Artkrush interviews Cabinet's Sina Najafi, 12/27/06:
AK: Can you tell us about Cabinet's history and format?
SN: The nonprofit that publishes Cabinet was founded in 1999 by artist Brian Conley and myself, and the first issue appeared in December 2000. The magazine has remained pretty much consistent since. Some of our regular columns have changed, but we've more or less had a similar mix of interviews, artist projects, and essays by artists, writers, and academics. There's a catchall section, a set of columns, the occasional audio CD, and a themed section. Past themes have ranged from the concrete, such as "Animals" or "Horticulture," to abstract notions with a long lineage in philosophy, such as "Evil" or "Chance," to topics that ought to have a sociology but don't — for example, "the Enemy," where there is no such thing as Enemy Studies and no one great book that examines how we've thought about the enemy historically.
AK: What is Cabinet's mission?
SN: Cabinet was founded around three distinct missions, which we hope resonate productively against each other. First, we wanted to have a magazine that reflected how artists thought about the world around them and had the same diverse subjects that you might find on the bookshelves of artists today.

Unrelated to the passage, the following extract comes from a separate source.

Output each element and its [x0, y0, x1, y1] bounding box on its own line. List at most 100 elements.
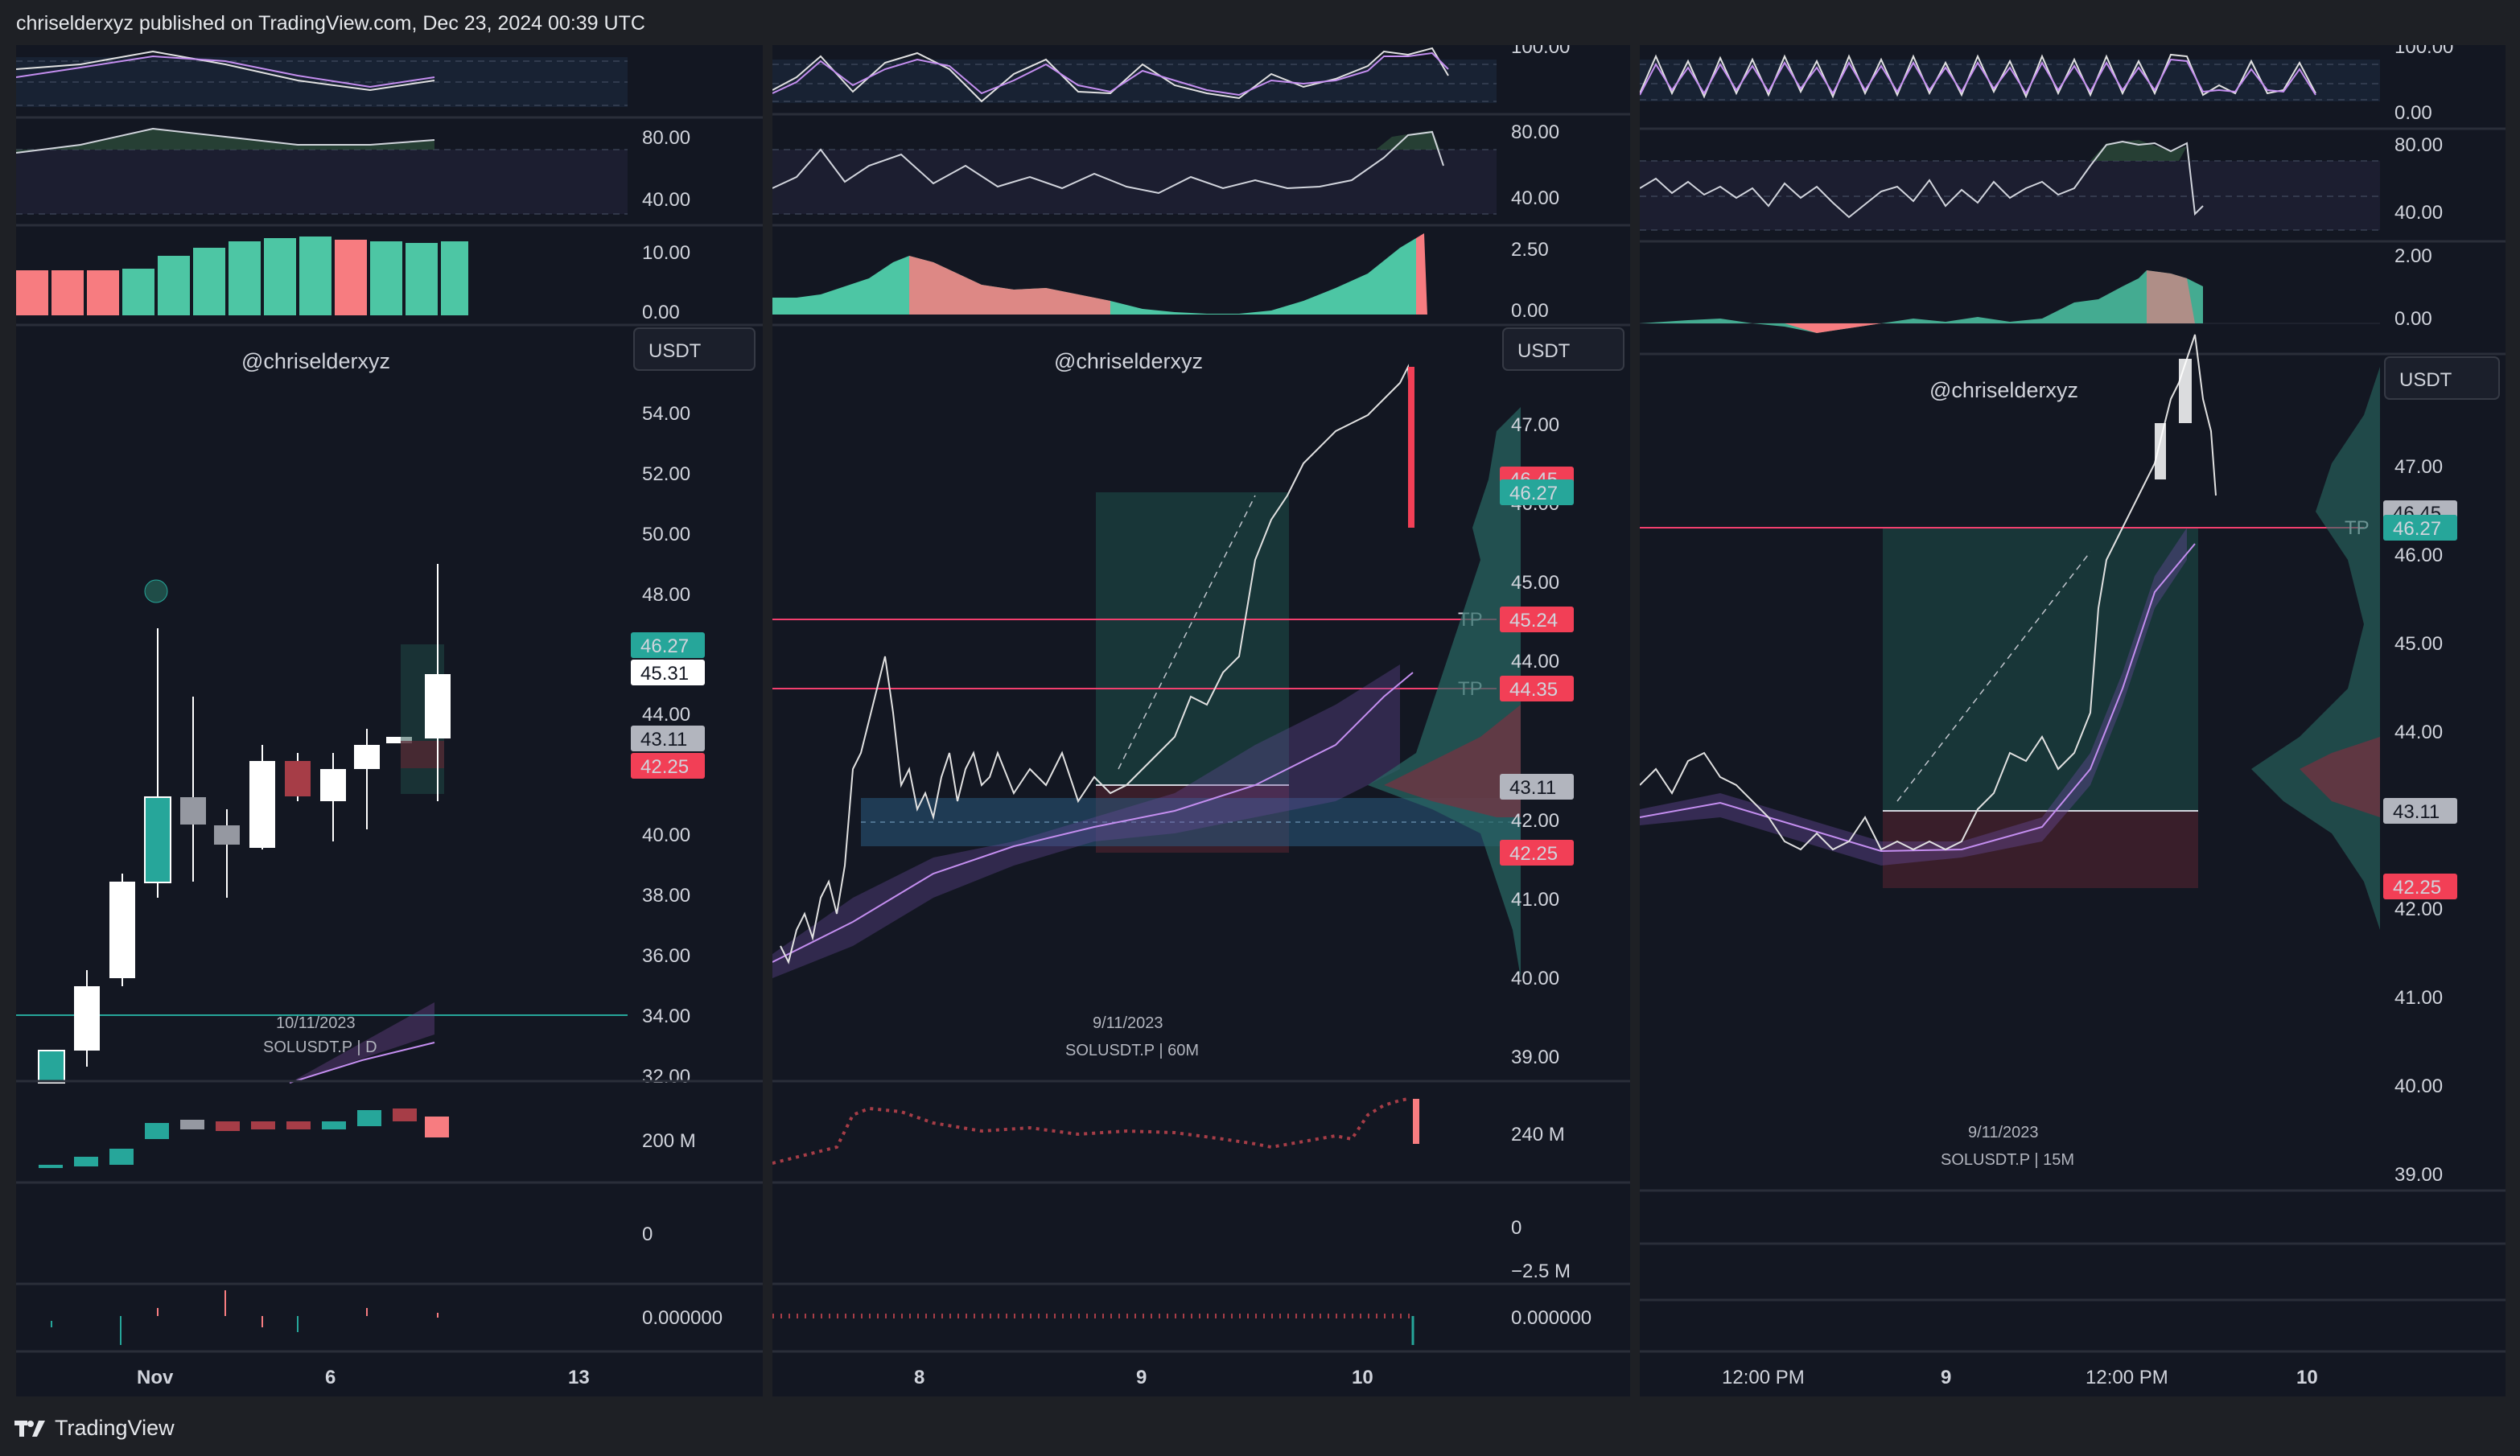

That's why a history of urban warfare is as likely to appear in our pages as a history of the doughnut; we call ourselves an "art and culture" magazine, but we try to operate with as expansive a definition of those words as possible. The exuberance that artists bring to their work is something we wanted to have in the magazine, and we're not afraid of having the serious next to the humorous or even the absurd, even though some people imagine this means that the serious is not being taken seriously — we obviously disagree! Another characteristic of this approach is that it is less concerned with judging what is good or bad or with policing the boundary between in or out; rather, it's about trying to better understand the ambient culture. Our gambit is that this better understanding is always "critical" in that it helps reveal the contingencies behind the world as it exists today and that knowing things could have been different is crucial for believing that things can be changed for the better.
Our second desire was to provide a venue for academia and journalism to meet. This is something that happens in a lot of European daily newspapers and weekly magazines. As a result of their role as public intellectuals, European academics are perceived as having something important and relevant to say, but they also learn to calibrate their language so that a general audience can read it. In the US, however, the number of nonspecialized venues where academic research is available to a larger public is quite small; The New York Review of Books is one. But think of the New York Times, for example, and of the shameful obituaries they commissioned for Jacques Derrida and Edward Said, and you'll see how large the divide is in this country. Because of this divide, the public imagines academics have nothing fascinating or important to say about the real world, and academics imagine that the larger audience cannot and does not want to listen to what they are working on. This is just not true, or at least it does not have to be true, and we hope to be part of a larger effort to break down this divide.
The third cornerstone of the magazine is a Baroque sensibility where the idea of an omnivorous curiosity toward the world is crucial. This approach does not try to parcel the world into sections. Rather, it is a quest for understanding everything as interconnected. The cabinet of curiosity, the precursor to the specialized museum of today, is obviously a reference point for us in all this and the source of our name. This quest is an impossible one, but the desire for it needs to be encouraged because it implies an ethics, namely to care for what the world is, to care to find out how it became this way, and to care to find out how we can change it. Michel Foucault once discussed the vilification of the notion of curiosity and how we need to reintegrate it into our practices. He points out that curiosity ignores all the hierarchies of high and low, and that it also leads to an "estrangement" of the familiar world around us. We agree with this and feel that this immersive notion of endless curiosity is very much against the way "expertise" ends up policing boundaries of disciplines, knowledge, etc.